Third measure of day that would rein in city spending on its employees quashed.


Earlier today, The Appeal dutifully reported that political pressure forced supervisors on Thursday to kill off ballot measures that would help the city spend less on salaries for firefighters and Muni transit operators.

And a few hours later, labor wrapped up its complete-game shutout, convincing supervisors to effectively geld Supervisor Sean Elsbernd’s proposed ballot measure that would have asked voters to reform retired city employees’ pension and retiree health benefits — so much so that Elsbernd removed his and the mayor’s names as sponsors of the legislation.

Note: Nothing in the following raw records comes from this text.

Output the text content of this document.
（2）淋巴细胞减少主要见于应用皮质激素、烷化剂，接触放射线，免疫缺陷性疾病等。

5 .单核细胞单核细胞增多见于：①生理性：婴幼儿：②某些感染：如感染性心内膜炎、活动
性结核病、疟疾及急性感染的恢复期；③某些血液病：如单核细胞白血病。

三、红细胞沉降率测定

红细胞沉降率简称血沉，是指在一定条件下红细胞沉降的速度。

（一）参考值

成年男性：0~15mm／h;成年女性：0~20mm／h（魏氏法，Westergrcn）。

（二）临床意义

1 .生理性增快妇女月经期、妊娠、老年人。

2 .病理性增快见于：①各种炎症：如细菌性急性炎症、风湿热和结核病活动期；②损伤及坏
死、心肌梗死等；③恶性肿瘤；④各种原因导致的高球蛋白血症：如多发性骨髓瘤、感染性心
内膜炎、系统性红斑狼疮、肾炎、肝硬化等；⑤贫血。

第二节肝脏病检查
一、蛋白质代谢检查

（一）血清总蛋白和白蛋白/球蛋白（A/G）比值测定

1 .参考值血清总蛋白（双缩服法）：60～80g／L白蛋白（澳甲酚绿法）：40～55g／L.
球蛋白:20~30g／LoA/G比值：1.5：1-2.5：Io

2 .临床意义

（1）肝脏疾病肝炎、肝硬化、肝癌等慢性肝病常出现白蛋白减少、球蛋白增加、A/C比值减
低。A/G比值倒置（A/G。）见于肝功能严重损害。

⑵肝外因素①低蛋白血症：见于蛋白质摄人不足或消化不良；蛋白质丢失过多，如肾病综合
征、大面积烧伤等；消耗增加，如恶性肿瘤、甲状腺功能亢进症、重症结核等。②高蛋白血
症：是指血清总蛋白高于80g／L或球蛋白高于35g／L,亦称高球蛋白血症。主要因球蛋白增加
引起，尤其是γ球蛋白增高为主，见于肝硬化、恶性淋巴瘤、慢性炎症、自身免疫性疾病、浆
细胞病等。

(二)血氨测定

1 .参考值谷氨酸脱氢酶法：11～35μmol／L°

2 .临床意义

Elsbernd proposed that the city’s public safety employees contribute 9% of their annual paychecks to the city’s stressed and soon-to-be-overdrawn pension fund (right now employees contribute 7.5%, and the city covers the difference), and have employee’s pensions set by their average paycheck over the last three years of their employment (the latter to combat “pension spiking,” in which employees — mostly police and fire, we’re told — receive a promotion or raise shortly before their retirement, and then have their pension based on the late “spike”).

Instead, Supervisor Eric Mar introduced amendments that would have SEIU employees contribute 7.5% of their checks in return for 7% guaranteed raises, and reduce the three-year survey to a two-year survey. Mar, a progressive, introduced both amendments the behest of SEIU Local 1021 representatives, a City Hall source told The Appeal.

Elsbernd’s original proposal would have resulted in “significantly reduced costs,” according to the Controller. Mar’s new additions have not been fiscally analyzed, but Elsbernd offered his own assessment.

“These amendments will increase employer costs,” he said.

Both Elsbernd’s original measure and Mar’s new, labor-friendlier measure will go to the full Board of Supervisors next Tuesday.

Elsbernd’s ballot measure will likely fail at the Board, and if a majority of the Board of Supervisors approve Mar’s updated version, Elsbernd will oppose it.

It is possible that voters could see his original proposal in some form: voters could be asked to affix their names to circulated petitions to put the charter amendments on the ballot. No solid plans as yet exist to do so.